Le ipotesi investigative – viene fatto rilevare – riguardano «una complessa frode fiscale derivante dall’utilizzo, da parte della beneficiaria finale, del meccanismo illecito di fatture per operazioni giuridicamente inesistenti a fronte della stipula di fittizi contratti d’appalto per la somministrazione di manodopera»: tutto questo è avvenuto, secondo le accuse, «in violazione della normativa di settore» e ha portato «all’emissione e al conseguente utilizzo dei falsi documenti». In particolare, è emerso che nella “filiera della manodopera” i rapporti di lavoro con la società committente «sono stati “schermati” da società “filtro” che a loro volta si sono avvalse di diverse società cooperative (società “serbatoio”), che hanno sistematicamente omesso il versamento dell’Iva, nonché degli oneri di natura previdenziale e assistenziale».

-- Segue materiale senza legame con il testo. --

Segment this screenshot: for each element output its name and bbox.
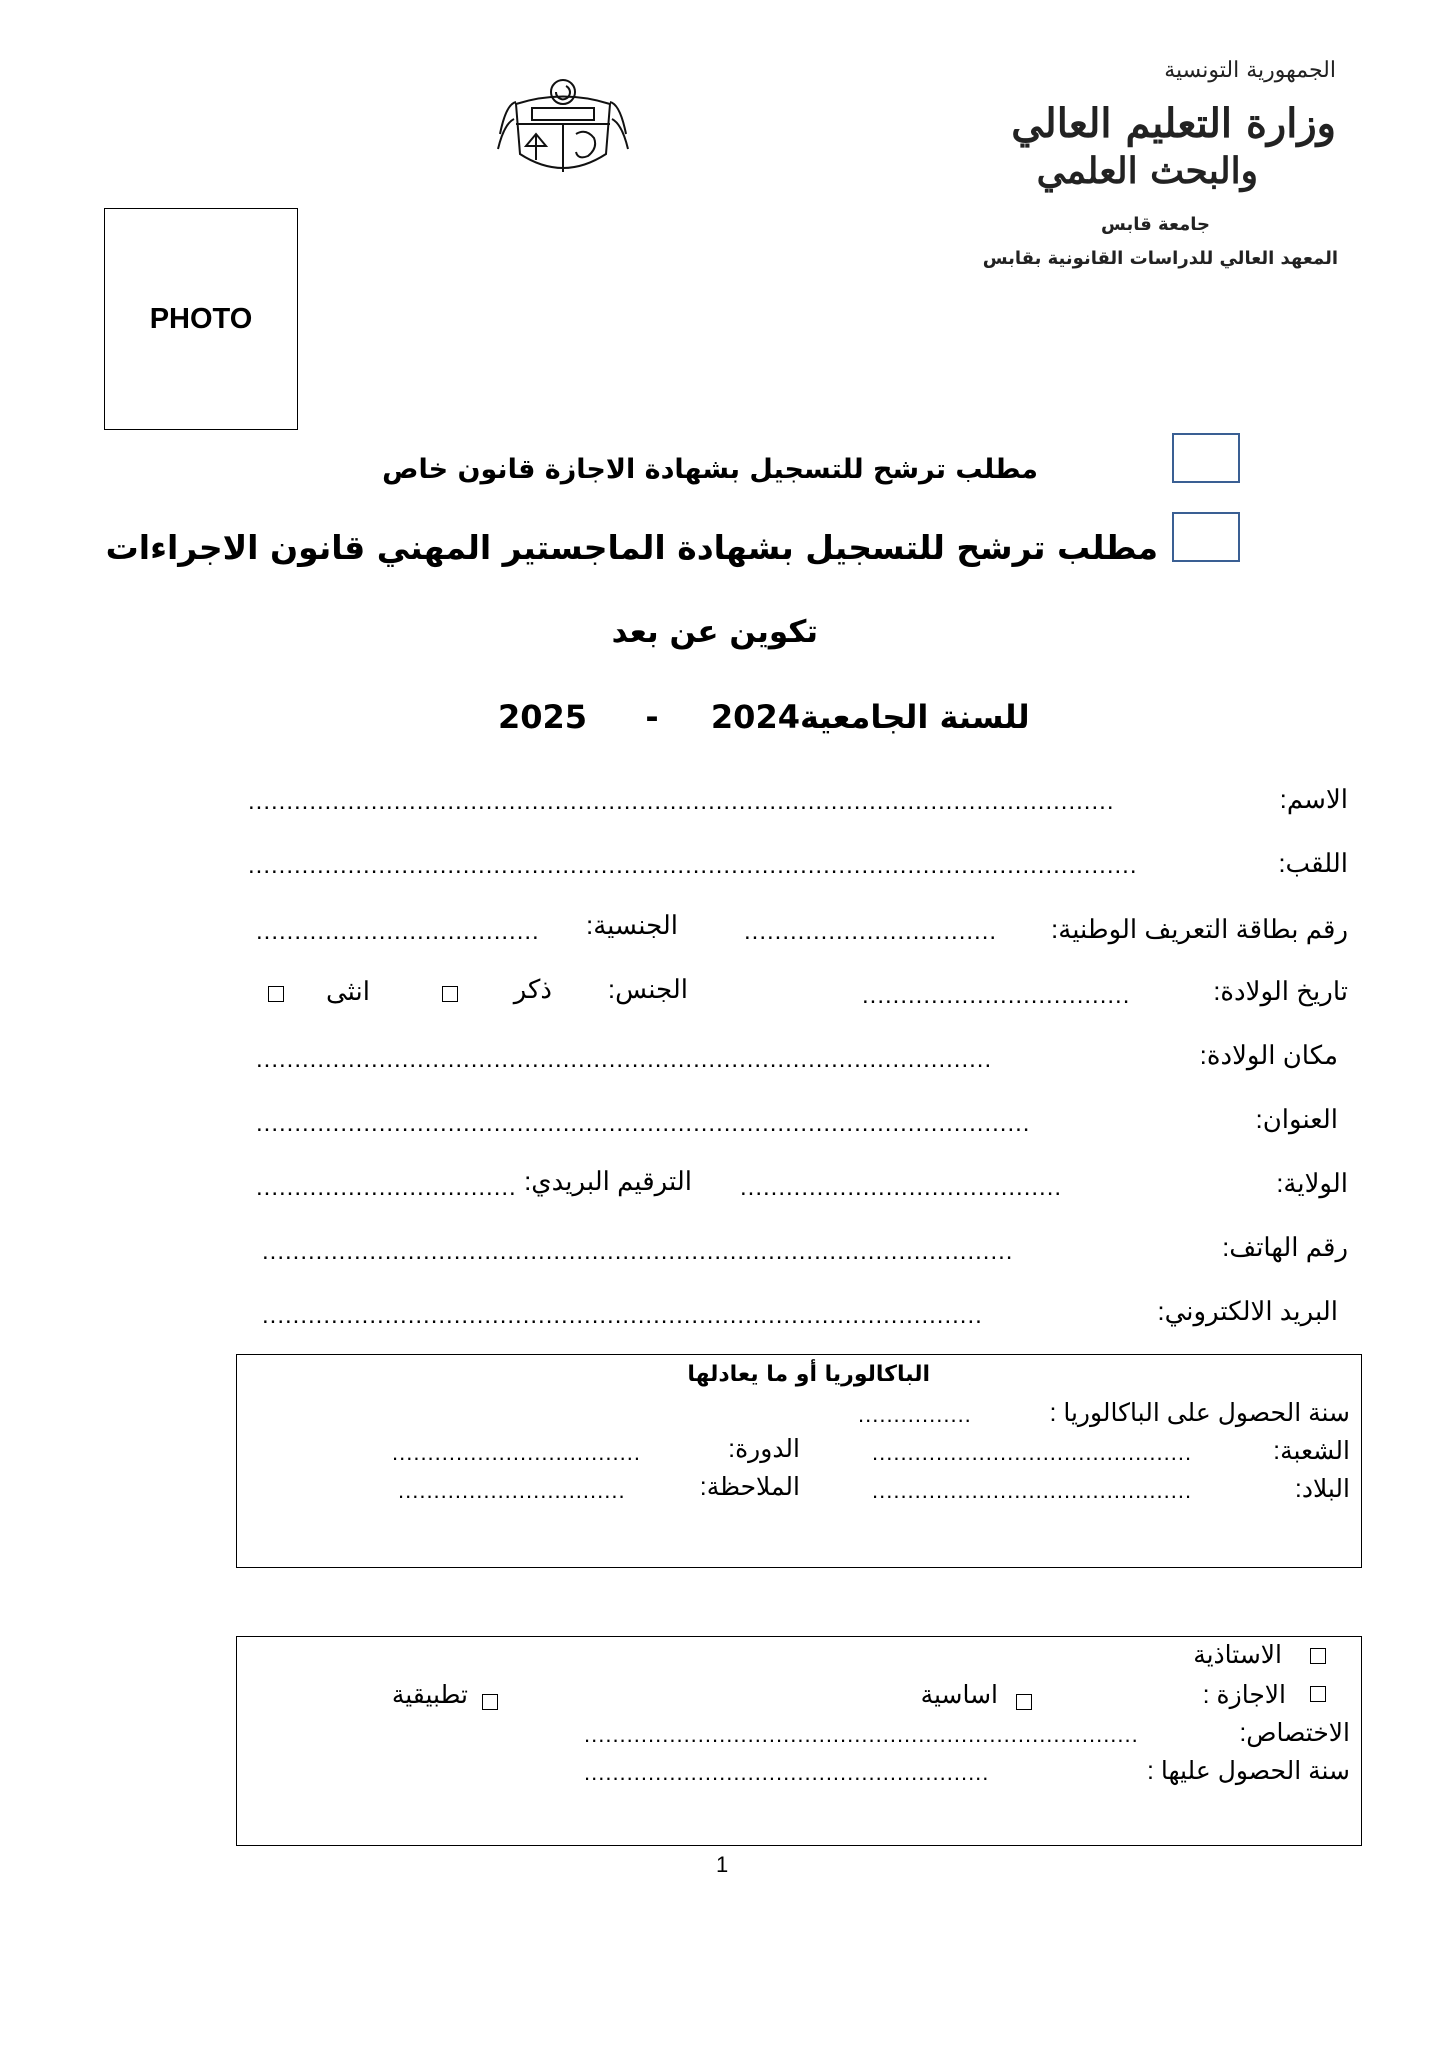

Le indagini sono coordinate dal comando delle Fiamme Gialle e eseguite dal Nucleo di Polizia Economico-Finanziaria della Guardia di Finanza di Milano con la collaborazione del “settore contrasto illeciti” dell’Agenzia delle Entrate. È stato reso noto che sono state predisposte diverse perquisizioni «nelle province di Milano, Pavia, Roma, Latina e Napoli» nei confronti delle persone fisiche e giuridiche coinvolte («con contestuale notifica delle informazioni di garanzia, anche in tema di responsabilità amministrativa degli enti in relazione agli illeciti penali commessi dai dirigenti della società, a favore di quest’ultima»). Come sempre, le Fiamme Gialle precisano che si tratta di accuse e non di sentenze: resta la presunzione di non colpevolezza delle persone sottoposte ad indagini preliminari («da reputarsi non colpevoli fino alla eventuale sentenza di condanna divenuta irrevocabile»).